How does a person who is being crucified actually die?  Their lungs fill up with fluid while hanging from the nails in their hands.  They can lift themselves up by standing more erect, but then the entire weight of their body is on the nails in their feet.  The pain keeps them from doing that, so they slump back down.  That is why they broke the legs of the criminals next to Jesus, so that the fluid would build up faster and they could come off the cross before the day ended.  Jesus, however, was already dead.  In flying the podium, you are constricting the diaphragm in a similar manner.  Leave the podium behind, so that you can breathe,

Then you have the psychological aspects of flying the podium.  Who do you think you are?  If you think that you are so much more knowledgeable than the class could ever hope to be, then fly the podium.  The class will never learn from you.  Your non-verbal will speak louder than the verbal.  It is your job to transfer what is in your head, and with a Sunday school class in your heart also, to everyone else in the room.  If you are holier than they are, it will stay that way.  I have seen many learned people lose their audience by flying the podium.  They are impressing the audience as to their own brilliance and have no desire to actually teach.  Or it appears that way.  After all, if they impart their knowledge onto others, then the others are the same as the instructor and there is no ability to “lord” it over them once that happens.

If you are afraid and you need some way to keep the class from seeing your hand shaking, then when using the pointer, plant the pointer onto the screen to cut down on the shaking.  I have seen instructors slap the screen; the noise wakes up those who fell asleep, but the instructor becomes reassured that the tip of the pointer is firmly planted.  Do not hit the screen hard enough to knock it over.  Yes, that has happened, but not by me.

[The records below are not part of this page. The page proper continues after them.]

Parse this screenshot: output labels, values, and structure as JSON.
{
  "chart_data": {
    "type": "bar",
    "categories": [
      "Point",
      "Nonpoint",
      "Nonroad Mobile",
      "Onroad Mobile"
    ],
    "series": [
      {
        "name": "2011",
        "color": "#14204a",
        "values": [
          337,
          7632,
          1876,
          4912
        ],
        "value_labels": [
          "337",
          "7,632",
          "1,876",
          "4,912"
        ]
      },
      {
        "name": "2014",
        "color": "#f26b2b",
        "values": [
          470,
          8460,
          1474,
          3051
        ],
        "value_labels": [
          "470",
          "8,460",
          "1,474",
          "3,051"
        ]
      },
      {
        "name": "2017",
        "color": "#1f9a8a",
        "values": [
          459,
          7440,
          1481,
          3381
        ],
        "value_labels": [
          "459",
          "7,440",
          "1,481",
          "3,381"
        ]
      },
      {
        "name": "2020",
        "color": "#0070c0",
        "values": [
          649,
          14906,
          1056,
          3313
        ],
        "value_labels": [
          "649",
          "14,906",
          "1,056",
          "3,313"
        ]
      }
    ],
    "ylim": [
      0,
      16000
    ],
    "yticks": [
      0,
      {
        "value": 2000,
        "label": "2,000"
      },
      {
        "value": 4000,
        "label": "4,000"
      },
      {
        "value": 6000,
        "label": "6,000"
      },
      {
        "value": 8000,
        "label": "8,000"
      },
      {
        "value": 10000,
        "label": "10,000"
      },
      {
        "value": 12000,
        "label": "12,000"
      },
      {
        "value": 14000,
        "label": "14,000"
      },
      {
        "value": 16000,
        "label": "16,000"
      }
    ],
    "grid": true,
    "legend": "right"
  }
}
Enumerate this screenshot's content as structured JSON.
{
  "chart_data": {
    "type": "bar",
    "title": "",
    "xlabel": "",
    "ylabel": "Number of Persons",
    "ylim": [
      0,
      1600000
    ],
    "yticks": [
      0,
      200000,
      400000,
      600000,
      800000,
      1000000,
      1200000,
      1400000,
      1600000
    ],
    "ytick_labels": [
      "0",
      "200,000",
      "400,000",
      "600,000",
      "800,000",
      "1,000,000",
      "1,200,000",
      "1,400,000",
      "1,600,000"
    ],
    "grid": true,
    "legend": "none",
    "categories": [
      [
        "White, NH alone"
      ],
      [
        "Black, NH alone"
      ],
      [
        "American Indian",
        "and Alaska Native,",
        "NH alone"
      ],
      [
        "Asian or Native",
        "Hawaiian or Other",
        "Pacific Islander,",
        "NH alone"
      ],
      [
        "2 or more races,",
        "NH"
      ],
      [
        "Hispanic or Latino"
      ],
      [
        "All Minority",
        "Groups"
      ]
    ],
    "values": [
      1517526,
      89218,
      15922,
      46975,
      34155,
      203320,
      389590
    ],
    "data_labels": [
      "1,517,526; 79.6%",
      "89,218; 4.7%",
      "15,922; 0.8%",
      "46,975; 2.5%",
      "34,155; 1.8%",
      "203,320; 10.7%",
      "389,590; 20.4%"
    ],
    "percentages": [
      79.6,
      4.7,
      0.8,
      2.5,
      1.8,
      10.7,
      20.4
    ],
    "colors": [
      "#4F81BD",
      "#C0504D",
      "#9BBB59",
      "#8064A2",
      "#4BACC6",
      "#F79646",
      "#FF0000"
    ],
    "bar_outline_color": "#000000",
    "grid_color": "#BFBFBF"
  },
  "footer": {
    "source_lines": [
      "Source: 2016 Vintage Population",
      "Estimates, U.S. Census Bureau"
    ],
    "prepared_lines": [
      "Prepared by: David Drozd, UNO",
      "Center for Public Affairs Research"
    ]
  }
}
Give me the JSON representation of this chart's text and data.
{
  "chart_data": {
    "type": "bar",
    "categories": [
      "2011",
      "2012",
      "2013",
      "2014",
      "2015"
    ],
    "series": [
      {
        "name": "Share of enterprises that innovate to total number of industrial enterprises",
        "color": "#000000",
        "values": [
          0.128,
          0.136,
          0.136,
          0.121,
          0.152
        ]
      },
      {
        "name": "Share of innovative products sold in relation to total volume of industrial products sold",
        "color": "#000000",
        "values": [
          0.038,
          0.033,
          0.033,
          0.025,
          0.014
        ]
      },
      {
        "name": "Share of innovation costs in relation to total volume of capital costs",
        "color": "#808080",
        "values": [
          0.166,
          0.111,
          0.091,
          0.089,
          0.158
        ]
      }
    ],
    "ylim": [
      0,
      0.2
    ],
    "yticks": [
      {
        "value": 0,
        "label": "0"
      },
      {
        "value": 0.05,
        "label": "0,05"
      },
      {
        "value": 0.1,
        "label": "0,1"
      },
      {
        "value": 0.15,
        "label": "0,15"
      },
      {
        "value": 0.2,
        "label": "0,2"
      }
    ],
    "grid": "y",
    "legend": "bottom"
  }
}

If you have nothing in your pockets, you can place one hand in your pocket, but only briefly.  Some people may focus on the hand in the pocket, wondering why you are doing that and what the hand is doing while in there.  If you have keys in the pocket, the class will listen to keys jingling instead of what you are saying.  Thus, the purpose for the C-eh-N-eh-D-eh joke.  Any habitual thing that can become a distraction will be a distraction.

But when you are away from the podium, the class sees you differently.  You are not closed.  You are not unapproachable.  You are not ABOVE them.  You are open.  Thus, those nasty questions mentioned above may start coming your way.  But from those nasty questions, you can have some wonderful teaching moments.  Some of the time, definitely not all, they ask the question because they are ready to learn.  Take advantage of it.

The Sunday school class that I teach has no schedule.  We could easily spill into the next school year if we do not finish.  Last week, as of when this was written, we had a couple of questions from the class that consumed the entire hour, only halfway answering the first question in the study guide with over a dozen questions remaining.  We had teaching moments aplenty.

My point, in part, is that in flying a podium, the questions may have never been asked.

And maybe that is why some people fly the podium.  They do not want the class to know that they do not have the answer.  Ahhhh, that could lead to many other posts, but as for me, I often tell the class that I may not have the best answer, but we can find a better answer by discussing it as a class amongst ourselves.

Soli Deo Gloria.  Only to God be the Glory.